I raised my hands in what I hoped was a non-threatening gesture. “It was a reflex, Willa. A chauvinistic one, but a reflex. I won’t do it again.”

“Good.” She still looked supremely pissed, and I couldn’t blame her. We stood there in silence for a moment, and I felt the heat of her glowering gaze burning into me. Finally, she turned away and walked over to the window.

“Look, I’m sorry.” I scrubbed a hand over my face. The news had rocked me, but instead of draining my energy as the adrenaline wore off, I found myself… energized. “I’m not trying to be a jerk. I just don’t know what to say.”
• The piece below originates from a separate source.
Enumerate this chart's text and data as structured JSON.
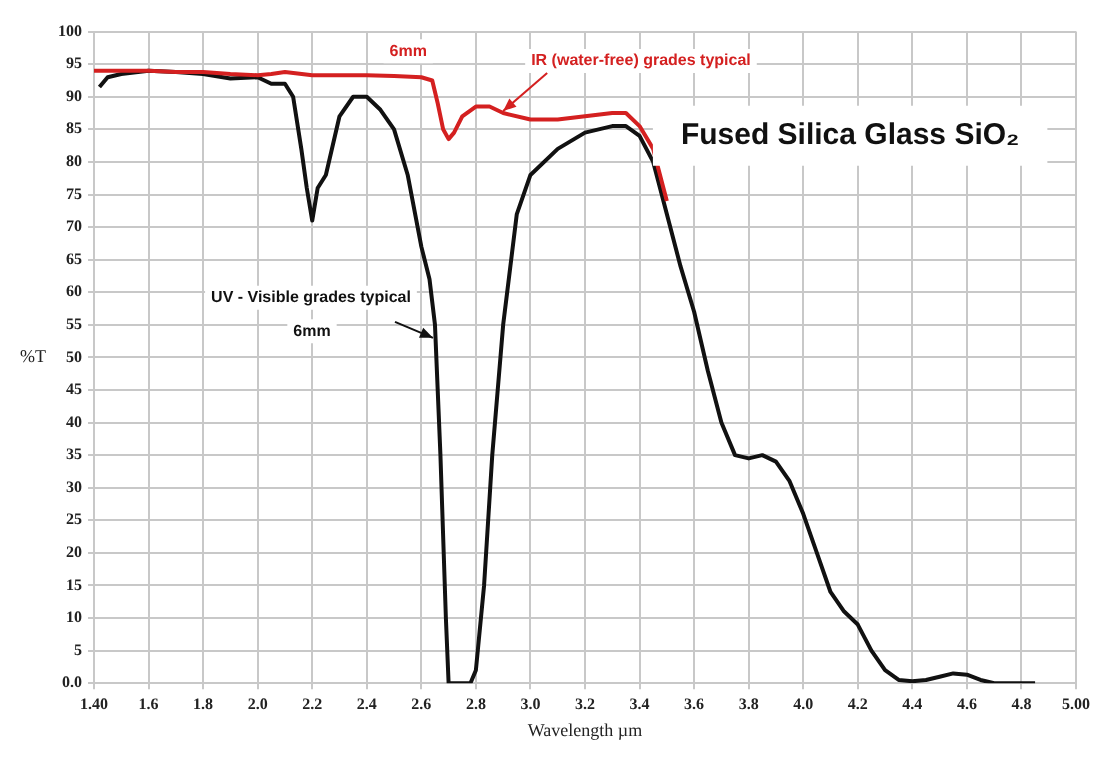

She sighed, her shoulders slumping slightly. “Then don’t say anything,” she said. “Just let me be mad for a while. Then maybe I can talk about this like an adult.” Willa took a few shaky breaths before turning back around. The anger had melted away, replaced with sadness and a sense of regret that seemed to come from somewhere deep within her. “I’m sorry. I have no right to be angry at you. I’m an adult. I can deal with this.”

“Sure, you can deal with this. You’ve got a core of steel inside you just like your mother, but you don’t have to deal with this all on your own. I’m here to help you. It’s as much my mistake as it was yours.”

She scowled again. “Mistake,” she hissed. “You want to know what my mistake was?” I opened my mouth to answer but she plowed on. “My mistake was being attracted to you in the first Goddamned place. You’re not worth my infatuation or attraction.” She put one hand over her stomach, like it was churning uncomfortably. When she shoved past me and sprinted for the bathroom, I realized I was right.

Willa vomited over and over, retching so hard it made me wince. I ambled over to the bathroom to find her leaning over the toilet, struggling to hold her hair out of the way and stay upright at the same time.

Before I realized what I was doing, I found myself gathering her hair to hold it back in a ponytail at the back of her head before snaking an arm around her middle to hold her up. If she noticed, she was too sick to say anything.

It seemed like she was sick forever. Not constantly but in waves. Between times, she’d sit back, whimpering and spitting in the toilet every few seconds before flushing. A couple minutes later, it would start again. All the while, I stayed with her, murmuring nonsense to try to comfort her when I had no clue what to do. I knew one thing. We weren’t leaving tomorrow. She needed rest and care before taking a four-hour trip back to what was likely going to be a very uncomfortable situation for her. Fuck. For both of us.

Eventually, she was done. She pulled away from me and lay down on the cool, tiled floor for a while. I stood and got a wet cloth and a glass of water before curling up on the floor beside her. I wiped her face gently until she looked up at me, taking the cloth from me to finish up. After she’d gotten her breath back, she sat up and rinsed her mouth before spitting in the toilet once more and flushing.

“Let’s get you to bed,” I said, trying to sound gentle.

She nodded, still pale and exhausted, but struggling to her feet. I stood as well, steadying her as we went into the bedroom. I wanted to pick her up and carry her, but I was afraid I’d shatter the fragile truce we had going on. I watched as she crawled onto the bed, lying on her side and curling up into a ball. Then I stood in the doorway for a few moments, debating whether or not to leave. When I heard a muffled sob, I knew there was no way I was leaving her alone.

With a sigh, I walked back to the bed and climbed in beside her. She allowed me to pull her into a loose embrace, burying her face in my chest. That’s how we stayed, holding each other for a long time, until the sobs had stopped and her breathing evened out. Looking down at her, I could see the tear stains under her eyes and on her cheeks. She looked so lost and forlorn even as she slept it hurt my heart. When had this woman gotten so thoroughly under my skin?